Enabling large-scale documentation transformation with Doc to XML
A long-term public sector customer needed to scale the migration of thousands of documents into a structured XML-based system. By using one of Etteplan’s rAIse tools, Doc to XML, the customer reduced conversion effort by approximately 80%, transforming a slow, manual process into a scalable workflow and enabling progress toward a long-term digitalization roadmap.
The project in a nutshell
Challenge
Migrating thousands of documents from Word and PDF into structured XML was slow and difficult to scale due to manual conversion work. The fragmented document landscape also made content hard to search, maintain, and update efficiently.
Solutions and Services
Doc to XML enabled automated document conversion by transforming Word and PDF files into structured XML. This provided a consistent foundation for managing content and allowed large volumes of documentation to be processed more efficiently.
Added value
Using Doc to XML, the customer reduced document conversion effort by approximately 80%, turning a manual bottleneck into a scalable process. Tasks that previously took weeks were completed in days, enabling large-scale migration work to progress within planned timelines.
Thousands of documents, but no scalable way to manage them
The customer was responsible for maintaining extensive infrastructure documentation, much of it stored in Word and PDF formats across different systems. While the content itself was valuable, the format made it difficult to search, maintain, and update efficiently. The goal was to centralize documentation and improve usability, but the scale of the task made it difficult to execute using manual methods. Transforming documents into XML required copying content, rebuilding structure, and ensuring consistency element by element.
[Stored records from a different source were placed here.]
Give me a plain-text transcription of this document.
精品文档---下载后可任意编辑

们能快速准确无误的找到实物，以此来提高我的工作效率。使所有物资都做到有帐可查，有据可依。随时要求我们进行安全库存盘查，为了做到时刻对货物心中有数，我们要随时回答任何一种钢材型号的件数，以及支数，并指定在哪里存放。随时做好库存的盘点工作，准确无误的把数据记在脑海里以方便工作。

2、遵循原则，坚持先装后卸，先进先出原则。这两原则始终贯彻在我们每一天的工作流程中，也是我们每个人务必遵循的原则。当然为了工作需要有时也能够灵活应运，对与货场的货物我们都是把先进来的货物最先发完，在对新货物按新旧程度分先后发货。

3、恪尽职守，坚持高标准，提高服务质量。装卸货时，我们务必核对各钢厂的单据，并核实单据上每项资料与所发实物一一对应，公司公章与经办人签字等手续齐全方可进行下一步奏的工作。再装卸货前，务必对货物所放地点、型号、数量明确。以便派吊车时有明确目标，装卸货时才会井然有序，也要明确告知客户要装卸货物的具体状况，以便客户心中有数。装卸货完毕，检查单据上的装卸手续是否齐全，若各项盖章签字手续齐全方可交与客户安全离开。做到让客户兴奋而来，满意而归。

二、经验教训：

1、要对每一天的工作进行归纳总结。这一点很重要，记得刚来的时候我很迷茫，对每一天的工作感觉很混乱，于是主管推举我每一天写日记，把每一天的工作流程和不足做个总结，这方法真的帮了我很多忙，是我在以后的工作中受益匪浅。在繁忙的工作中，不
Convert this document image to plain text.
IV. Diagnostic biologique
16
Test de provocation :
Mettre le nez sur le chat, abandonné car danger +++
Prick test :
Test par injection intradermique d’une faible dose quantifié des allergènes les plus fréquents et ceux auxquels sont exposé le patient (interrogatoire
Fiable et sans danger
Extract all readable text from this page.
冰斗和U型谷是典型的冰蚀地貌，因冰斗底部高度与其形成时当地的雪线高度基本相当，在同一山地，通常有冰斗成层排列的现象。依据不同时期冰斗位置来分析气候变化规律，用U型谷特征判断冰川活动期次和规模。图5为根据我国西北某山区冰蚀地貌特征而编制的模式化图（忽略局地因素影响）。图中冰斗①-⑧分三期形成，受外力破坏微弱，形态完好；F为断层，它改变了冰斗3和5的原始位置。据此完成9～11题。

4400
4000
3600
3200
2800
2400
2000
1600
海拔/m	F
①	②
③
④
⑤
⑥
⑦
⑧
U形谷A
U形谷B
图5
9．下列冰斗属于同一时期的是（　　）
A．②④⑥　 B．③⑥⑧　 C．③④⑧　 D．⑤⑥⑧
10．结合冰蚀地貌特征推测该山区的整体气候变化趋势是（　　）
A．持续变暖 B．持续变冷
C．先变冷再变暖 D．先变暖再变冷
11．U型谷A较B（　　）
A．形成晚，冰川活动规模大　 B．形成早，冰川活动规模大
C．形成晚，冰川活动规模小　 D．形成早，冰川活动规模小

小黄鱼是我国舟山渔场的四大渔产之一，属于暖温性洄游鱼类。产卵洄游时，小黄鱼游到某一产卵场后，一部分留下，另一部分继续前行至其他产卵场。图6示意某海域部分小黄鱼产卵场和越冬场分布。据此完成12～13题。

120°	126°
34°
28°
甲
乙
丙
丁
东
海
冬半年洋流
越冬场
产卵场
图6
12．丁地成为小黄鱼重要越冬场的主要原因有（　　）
Even small document sets could take weeks to process, making large-scale migration difficult to execute within a realistic timeframe.
Replacing manual reconstruction with structured automation
To support the migration work, Doc to XML was used to automate document conversion.
The tool uses AI-assisted processing to convert Word and PDF documents into structured XML, automatically identifying and modularizing content into topics such as tasks, concepts, and references. Instead of manually copying and rebuilding content element by element, the conversion creates a structured foundation that can be refined and validated.
Practical considerations for efficient conversion
The project also highlighted important practical considerations when working with automated conversion. The quality of source material plays a role in the outcome, as documents that are not properly structured may require some cleanup to achieve optimal results. For example, lists that appear visually correct in Word may not be properly defined as structured lists, requiring manual correction before conversion.
When conversion stops being the bottleneck
The impact was immediate and significant. Tasks that previously took an estimated 3–4 weeks were completed in approximately three days, reducing the effort required for document conversion to around one-fifth of the original workload. More importantly, what had been a slow, manual bottleneck became a scalable process capable of handling large volumes of documentation. This also improved responsiveness, as updates that previously required long lead times could now be delivered much faster.
Making a long-term migration plan achievable
The customer’s objective is to migrate all documentation into XML format by 2030. Without automation, this would not have been feasible within the given timeline. With Doc to XML, the migration effort has become manageable at scale, allowing content to be systematically converted and published into a centralized documentation portal. As more content is structured and centralized, users can search and filter information more effectively instead of navigating individual PDF files. Moving documentation into XML also enables further use of the content across different channels and formats.
From manual effort to scalable capability
By replacing manual document conversion with a structured and automated approach, Etteplan transformed a time-consuming bottleneck into a scalable capability. What was previously difficult to plan and execute at scale is now a repeatable and efficient process that supports ongoing documentation updates and large-scale migration work.